Mike's "666-1" lube is good, but like MML, turns to (his words) "goose chit" in hot weather. Both lubes will fling purge flyers like you have never seen beyond the old NRA formula in hot weather during rapid strings of fire. I'm talking 105°F. Keep it below 90°F and both lubes do pretty well. Both lubes also do well at extremely cold temperatures, unlike most. They are good formulas in my experience and in the experience of others who've tested them in weather far more cold than Texas has ever known.

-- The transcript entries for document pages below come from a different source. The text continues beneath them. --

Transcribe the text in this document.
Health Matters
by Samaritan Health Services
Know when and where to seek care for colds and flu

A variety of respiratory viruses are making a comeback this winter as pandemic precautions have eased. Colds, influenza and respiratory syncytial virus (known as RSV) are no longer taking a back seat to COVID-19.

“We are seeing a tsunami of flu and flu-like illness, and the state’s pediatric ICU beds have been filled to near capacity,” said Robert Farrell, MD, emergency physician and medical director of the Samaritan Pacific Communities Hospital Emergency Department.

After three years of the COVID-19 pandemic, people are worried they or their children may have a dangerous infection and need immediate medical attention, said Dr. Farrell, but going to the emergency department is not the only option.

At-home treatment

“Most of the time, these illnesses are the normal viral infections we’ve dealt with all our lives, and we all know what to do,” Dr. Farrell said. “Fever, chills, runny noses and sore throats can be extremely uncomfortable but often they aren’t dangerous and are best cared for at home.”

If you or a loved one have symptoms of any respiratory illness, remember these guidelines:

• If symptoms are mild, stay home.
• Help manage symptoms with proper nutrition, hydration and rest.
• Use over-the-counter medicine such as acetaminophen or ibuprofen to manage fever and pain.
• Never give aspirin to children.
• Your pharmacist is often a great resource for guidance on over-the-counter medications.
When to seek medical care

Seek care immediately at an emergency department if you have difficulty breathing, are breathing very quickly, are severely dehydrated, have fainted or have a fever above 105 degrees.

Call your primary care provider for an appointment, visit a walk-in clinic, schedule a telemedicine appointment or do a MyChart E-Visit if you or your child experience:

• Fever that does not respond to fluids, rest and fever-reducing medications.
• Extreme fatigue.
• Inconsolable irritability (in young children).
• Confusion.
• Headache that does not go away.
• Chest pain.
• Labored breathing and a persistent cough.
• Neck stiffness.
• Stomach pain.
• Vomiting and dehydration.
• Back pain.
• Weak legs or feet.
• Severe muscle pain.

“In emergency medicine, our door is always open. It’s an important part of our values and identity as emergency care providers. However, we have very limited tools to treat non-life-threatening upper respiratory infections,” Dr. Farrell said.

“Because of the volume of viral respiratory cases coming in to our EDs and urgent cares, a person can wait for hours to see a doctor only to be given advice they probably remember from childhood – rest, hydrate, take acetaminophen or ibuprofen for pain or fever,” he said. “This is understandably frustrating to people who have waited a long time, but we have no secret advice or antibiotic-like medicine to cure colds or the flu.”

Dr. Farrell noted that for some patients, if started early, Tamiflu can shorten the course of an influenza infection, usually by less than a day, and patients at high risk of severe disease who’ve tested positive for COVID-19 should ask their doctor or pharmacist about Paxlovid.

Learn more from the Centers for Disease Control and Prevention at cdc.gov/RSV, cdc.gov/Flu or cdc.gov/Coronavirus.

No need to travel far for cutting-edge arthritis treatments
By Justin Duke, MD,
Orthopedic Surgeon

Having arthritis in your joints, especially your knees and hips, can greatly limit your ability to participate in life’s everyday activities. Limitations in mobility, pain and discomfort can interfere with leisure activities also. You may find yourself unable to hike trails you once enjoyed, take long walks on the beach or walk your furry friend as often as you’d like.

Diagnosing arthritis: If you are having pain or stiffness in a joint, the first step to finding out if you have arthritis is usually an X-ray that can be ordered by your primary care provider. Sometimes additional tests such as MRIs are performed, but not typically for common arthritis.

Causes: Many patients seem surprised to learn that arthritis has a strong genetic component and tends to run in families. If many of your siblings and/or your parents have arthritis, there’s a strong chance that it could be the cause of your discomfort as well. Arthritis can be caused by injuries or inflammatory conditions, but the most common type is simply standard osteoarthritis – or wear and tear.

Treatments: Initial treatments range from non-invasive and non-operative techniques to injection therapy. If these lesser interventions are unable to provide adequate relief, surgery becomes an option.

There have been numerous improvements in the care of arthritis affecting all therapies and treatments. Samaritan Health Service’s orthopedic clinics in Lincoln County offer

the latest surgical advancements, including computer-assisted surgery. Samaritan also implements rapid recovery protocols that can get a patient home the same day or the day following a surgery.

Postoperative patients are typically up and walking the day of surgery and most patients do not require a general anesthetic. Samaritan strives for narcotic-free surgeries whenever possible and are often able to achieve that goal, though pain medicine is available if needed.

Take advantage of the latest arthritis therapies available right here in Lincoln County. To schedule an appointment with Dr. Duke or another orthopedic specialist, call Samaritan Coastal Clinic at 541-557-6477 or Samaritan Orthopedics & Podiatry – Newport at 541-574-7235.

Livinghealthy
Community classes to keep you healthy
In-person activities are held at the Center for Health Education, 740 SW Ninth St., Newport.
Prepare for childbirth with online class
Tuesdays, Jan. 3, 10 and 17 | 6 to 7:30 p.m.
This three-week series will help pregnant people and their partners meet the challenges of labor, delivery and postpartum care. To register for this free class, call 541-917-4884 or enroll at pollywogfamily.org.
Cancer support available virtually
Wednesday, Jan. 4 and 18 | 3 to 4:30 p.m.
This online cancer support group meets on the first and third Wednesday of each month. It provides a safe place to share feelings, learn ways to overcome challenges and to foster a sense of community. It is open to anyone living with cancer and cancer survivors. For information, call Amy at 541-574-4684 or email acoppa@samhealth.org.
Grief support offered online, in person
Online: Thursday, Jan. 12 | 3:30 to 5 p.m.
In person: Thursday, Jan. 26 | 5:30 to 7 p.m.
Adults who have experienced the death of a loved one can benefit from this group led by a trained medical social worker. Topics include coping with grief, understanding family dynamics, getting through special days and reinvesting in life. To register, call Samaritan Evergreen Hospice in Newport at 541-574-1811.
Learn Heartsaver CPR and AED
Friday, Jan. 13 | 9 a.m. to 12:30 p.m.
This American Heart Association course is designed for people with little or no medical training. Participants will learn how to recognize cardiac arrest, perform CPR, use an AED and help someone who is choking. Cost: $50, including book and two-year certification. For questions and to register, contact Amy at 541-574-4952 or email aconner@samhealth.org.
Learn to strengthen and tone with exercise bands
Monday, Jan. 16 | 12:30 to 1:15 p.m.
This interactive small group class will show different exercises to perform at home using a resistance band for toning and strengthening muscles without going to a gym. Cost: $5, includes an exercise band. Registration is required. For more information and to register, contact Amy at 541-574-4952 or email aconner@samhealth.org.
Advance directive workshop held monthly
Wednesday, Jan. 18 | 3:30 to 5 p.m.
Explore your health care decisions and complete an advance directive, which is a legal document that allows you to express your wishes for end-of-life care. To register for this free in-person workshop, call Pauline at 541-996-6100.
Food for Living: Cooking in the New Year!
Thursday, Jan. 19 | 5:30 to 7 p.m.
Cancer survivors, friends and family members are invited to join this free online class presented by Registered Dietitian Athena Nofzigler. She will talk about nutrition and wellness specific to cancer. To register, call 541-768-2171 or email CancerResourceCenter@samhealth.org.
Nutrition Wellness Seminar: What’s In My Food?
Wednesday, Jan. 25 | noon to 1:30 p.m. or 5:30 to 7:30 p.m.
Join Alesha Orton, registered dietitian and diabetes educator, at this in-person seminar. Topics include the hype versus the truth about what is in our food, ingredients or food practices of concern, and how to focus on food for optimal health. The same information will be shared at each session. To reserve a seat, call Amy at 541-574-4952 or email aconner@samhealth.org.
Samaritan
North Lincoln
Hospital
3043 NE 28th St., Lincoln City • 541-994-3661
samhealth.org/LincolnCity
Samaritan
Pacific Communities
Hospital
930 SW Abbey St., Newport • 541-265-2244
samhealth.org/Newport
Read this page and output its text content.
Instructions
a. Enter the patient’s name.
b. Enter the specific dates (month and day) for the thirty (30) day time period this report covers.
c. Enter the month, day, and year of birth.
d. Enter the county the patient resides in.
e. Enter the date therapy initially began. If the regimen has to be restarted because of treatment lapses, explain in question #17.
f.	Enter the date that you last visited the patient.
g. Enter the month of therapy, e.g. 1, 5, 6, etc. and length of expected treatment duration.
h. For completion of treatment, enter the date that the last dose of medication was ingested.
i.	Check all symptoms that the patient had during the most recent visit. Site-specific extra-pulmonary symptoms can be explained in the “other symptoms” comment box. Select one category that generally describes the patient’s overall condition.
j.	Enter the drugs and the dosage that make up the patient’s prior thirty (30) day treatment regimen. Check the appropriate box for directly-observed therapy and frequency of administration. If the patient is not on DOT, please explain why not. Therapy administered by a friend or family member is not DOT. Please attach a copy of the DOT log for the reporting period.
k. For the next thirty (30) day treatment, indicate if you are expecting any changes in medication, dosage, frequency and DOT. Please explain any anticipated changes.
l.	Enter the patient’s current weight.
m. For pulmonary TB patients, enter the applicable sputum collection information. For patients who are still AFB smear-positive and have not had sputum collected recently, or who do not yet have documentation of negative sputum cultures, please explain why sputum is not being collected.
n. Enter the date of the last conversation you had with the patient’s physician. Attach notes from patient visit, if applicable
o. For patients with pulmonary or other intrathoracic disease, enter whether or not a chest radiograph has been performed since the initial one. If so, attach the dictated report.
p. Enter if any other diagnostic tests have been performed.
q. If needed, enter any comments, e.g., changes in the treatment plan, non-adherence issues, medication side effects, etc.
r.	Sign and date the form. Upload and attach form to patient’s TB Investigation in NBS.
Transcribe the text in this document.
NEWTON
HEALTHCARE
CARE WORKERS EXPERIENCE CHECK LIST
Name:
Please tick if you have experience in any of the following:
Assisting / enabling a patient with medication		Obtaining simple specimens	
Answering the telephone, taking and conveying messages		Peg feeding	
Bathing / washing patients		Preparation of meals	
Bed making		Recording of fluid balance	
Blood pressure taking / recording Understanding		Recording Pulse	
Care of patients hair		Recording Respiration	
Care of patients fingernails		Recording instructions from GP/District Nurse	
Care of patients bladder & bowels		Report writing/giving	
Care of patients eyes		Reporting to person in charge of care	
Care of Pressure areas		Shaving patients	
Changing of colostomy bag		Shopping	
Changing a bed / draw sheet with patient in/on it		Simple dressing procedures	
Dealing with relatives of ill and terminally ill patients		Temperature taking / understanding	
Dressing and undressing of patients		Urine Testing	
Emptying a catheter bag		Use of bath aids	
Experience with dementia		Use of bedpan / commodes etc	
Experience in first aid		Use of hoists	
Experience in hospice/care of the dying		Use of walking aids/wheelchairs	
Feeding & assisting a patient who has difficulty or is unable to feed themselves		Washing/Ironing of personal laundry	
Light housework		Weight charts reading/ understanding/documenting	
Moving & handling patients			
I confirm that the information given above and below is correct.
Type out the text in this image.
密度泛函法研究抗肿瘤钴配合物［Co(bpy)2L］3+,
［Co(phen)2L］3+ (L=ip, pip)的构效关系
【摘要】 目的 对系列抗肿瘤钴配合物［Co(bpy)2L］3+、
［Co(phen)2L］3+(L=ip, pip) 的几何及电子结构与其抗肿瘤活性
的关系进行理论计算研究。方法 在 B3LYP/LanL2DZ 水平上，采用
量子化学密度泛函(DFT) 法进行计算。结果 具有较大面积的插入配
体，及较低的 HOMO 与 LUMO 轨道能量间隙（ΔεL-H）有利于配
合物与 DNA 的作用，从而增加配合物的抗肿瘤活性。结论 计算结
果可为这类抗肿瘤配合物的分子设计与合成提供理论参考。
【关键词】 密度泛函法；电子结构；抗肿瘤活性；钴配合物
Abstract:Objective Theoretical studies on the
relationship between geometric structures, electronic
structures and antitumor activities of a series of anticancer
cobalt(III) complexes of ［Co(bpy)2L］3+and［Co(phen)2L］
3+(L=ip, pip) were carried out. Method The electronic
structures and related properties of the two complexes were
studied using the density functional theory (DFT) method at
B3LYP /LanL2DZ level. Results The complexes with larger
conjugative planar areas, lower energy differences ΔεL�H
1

Still, I'm looking for a better recipe than SL-68. Something without metal stearates at all. I've tried polymers and all sorts of inert solids, and so far nothing has panned out. Maybe one day someone will have an epiphany.
 

Ian

Notorious member
It has been steadily misting rain and the thermometer standing at 39 degrees day and night since Thursday, I don't know what happened but the weather here has itself confused with Vermont's. MAYBE it will dry up enough in a little while to go do some shooting, but it doesn't look like it.
 

Brad

Benevolent Overlord and site owner
Staff member
We have that rain too but our temps are hovering around the freezing mark. How would you like some icy roads?
 

fiver

Well-Known Member
got some thanks.

this sucks,, I should be heading down towards either Oklahoma or Texas tomorrow night.
I think I'd rather have frozen mud than real mud to dal with.
but it looks like i'll be thawing the muck boots out for this trip rather than throwing the tennis shoes in the travel bag.
39 sounds nice though, it's about 9 right now.
 

Ian

Notorious member
I don't know what OK weather has been like, but between here and the Red River it's a soaking wet mess. At least it hasn't been windy.